Six years ago, the first time Watson met Ted Scott, his caddie, he told him he lived by a simple mantra: "If I've got a swing, I've got a shot." If you dream it, you can do it, that kind of thing.

But dreaming about the Masters is one thing. Outlasting a field of the best golfers on the planet over the course of 74 holes is something else entirely. So you could forgive Watson if, after two straight rotten shots, he was starting to wonder if he'd just fumbled away his best chance at a green jacket.

He didn't. He kept the faith. "We were here already," he told Scott as the two walked down the 10th fairway. They'd been in these same trees before – not as deep, of course, but trees are trees – and Watson had managed a par.

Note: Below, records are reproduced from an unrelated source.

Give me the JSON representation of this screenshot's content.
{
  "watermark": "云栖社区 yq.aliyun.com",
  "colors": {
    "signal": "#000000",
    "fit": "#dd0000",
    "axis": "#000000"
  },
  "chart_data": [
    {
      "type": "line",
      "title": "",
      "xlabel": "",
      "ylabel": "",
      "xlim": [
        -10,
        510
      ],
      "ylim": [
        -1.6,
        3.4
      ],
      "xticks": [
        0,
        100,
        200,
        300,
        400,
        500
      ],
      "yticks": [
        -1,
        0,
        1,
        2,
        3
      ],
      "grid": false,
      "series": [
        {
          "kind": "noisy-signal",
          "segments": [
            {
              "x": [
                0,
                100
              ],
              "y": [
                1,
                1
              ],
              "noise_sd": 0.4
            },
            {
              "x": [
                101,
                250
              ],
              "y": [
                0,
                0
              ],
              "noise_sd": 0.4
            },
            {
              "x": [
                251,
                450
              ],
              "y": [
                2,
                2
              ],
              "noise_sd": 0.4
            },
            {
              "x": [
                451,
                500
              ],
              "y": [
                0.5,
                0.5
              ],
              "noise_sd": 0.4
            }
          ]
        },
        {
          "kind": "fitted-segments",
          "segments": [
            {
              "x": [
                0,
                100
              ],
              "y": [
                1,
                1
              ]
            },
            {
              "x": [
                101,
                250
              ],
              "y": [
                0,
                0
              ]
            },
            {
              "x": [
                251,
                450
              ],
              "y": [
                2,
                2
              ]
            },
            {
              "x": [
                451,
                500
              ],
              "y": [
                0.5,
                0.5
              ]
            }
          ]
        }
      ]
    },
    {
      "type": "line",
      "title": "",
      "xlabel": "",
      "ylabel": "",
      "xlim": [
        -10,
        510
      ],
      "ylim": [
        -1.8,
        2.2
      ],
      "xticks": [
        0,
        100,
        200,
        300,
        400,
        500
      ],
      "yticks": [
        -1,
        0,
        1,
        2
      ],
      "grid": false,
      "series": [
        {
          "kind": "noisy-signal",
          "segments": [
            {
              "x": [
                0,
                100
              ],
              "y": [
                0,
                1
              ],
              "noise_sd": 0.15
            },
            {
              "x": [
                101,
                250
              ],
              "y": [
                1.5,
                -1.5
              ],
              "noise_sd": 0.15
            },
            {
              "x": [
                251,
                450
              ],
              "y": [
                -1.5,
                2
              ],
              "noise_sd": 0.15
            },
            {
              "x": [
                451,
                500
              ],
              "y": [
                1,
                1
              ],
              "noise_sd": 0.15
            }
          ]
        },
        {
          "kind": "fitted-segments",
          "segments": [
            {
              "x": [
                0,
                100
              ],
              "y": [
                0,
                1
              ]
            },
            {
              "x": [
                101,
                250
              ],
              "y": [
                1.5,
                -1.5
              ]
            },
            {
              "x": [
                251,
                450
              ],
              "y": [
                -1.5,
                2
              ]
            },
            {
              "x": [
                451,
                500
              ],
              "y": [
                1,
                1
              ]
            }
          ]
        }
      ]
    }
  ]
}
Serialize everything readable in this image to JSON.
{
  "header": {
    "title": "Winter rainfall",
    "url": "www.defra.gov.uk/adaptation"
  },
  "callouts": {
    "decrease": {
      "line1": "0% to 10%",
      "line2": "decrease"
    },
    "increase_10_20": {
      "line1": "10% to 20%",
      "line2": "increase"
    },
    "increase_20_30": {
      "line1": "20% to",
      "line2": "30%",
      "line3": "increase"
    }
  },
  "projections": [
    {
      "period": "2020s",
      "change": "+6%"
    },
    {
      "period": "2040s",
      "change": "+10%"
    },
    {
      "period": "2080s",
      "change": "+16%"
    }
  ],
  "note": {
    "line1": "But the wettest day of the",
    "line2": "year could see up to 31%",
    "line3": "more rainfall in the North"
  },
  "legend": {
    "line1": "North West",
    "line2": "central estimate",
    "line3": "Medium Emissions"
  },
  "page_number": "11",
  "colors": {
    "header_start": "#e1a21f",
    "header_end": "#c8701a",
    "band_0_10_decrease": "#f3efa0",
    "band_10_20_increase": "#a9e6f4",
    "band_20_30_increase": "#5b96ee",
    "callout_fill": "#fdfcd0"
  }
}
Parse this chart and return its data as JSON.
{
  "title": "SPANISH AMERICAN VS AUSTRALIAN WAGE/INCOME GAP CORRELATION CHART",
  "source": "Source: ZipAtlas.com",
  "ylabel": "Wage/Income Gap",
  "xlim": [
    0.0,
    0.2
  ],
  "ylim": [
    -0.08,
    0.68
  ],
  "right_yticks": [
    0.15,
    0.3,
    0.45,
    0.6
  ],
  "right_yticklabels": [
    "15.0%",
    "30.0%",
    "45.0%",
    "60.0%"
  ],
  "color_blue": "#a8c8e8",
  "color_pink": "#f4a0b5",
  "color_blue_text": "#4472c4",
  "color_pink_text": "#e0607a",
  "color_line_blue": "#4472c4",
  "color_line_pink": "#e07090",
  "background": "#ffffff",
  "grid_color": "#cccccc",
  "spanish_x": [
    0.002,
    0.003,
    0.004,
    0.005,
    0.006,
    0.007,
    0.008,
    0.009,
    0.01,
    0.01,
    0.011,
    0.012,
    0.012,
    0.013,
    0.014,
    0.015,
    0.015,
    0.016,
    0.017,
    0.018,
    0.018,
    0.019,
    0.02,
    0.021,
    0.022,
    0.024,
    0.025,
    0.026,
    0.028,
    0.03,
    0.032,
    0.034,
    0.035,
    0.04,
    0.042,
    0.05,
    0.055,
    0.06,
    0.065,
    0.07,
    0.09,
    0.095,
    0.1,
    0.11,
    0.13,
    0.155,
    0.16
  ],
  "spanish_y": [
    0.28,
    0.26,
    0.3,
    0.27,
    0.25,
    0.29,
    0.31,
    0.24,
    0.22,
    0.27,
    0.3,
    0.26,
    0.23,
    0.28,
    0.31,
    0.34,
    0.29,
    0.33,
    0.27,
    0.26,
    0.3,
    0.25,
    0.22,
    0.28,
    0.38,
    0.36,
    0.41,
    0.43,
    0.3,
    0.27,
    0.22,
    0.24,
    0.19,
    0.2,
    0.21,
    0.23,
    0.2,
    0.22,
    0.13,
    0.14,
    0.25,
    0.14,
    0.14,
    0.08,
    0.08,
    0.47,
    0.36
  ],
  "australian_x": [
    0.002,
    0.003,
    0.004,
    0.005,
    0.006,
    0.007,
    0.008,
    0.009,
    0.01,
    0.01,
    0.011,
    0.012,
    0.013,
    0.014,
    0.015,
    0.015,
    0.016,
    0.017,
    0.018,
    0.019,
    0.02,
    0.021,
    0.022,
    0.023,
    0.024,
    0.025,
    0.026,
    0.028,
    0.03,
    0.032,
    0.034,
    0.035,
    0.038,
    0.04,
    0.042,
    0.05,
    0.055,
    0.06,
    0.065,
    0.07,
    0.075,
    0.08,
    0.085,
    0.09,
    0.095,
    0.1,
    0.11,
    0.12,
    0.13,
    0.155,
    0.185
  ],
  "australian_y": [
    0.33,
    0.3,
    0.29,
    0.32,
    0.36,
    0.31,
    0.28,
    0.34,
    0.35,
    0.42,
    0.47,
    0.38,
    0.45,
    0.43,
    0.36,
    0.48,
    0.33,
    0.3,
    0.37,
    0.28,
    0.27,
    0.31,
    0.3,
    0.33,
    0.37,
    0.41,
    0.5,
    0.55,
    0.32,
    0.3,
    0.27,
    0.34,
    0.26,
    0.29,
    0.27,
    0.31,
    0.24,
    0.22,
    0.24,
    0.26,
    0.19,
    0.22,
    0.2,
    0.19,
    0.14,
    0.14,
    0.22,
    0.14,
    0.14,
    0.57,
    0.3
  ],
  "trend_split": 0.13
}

Watson and Scott sized up the ball and sized up the 164 yards to the hole. And, knowing what was on the line, knowing what this moment meant to both of them, Scott told Watson, "If you've got a swing, you've got a shot."

Five minutes and one immortal up-and-over shot later, and the green jacket was his.

It's easy to reduce sports to child's play; after all, it is grown men and women playing games. It's also easy to wrap sports in metaphor it can't support; political, social, racial and gender motivations can warp and obscure everything that happens on the field of play. But at the core, sports are about humanity, about fighting through adversity and triumphing over vast, if not necessarily life-threatening, odds. Yeah, you can say that's the kind of hokey, nostalgic goo that makes the Masters so tough for many to stomach.

But then you see a guy like Bubba Watson, a guy who lost his father to cancer in 2010 and recently added an adopted infant son to his family, achieving a dream he didn't even dare dream. You see him embrace his mother, tears flowing down his face, his shoulders shivering with sobs. You put all cynicism aside, just for a minute, and enjoy the moment for what it is.

And you hope that maybe, just maybe, a moment like that is in your future, too. That's why sports matter, and that's why Sunday afternoon at Augusta is one of the finest days of the year.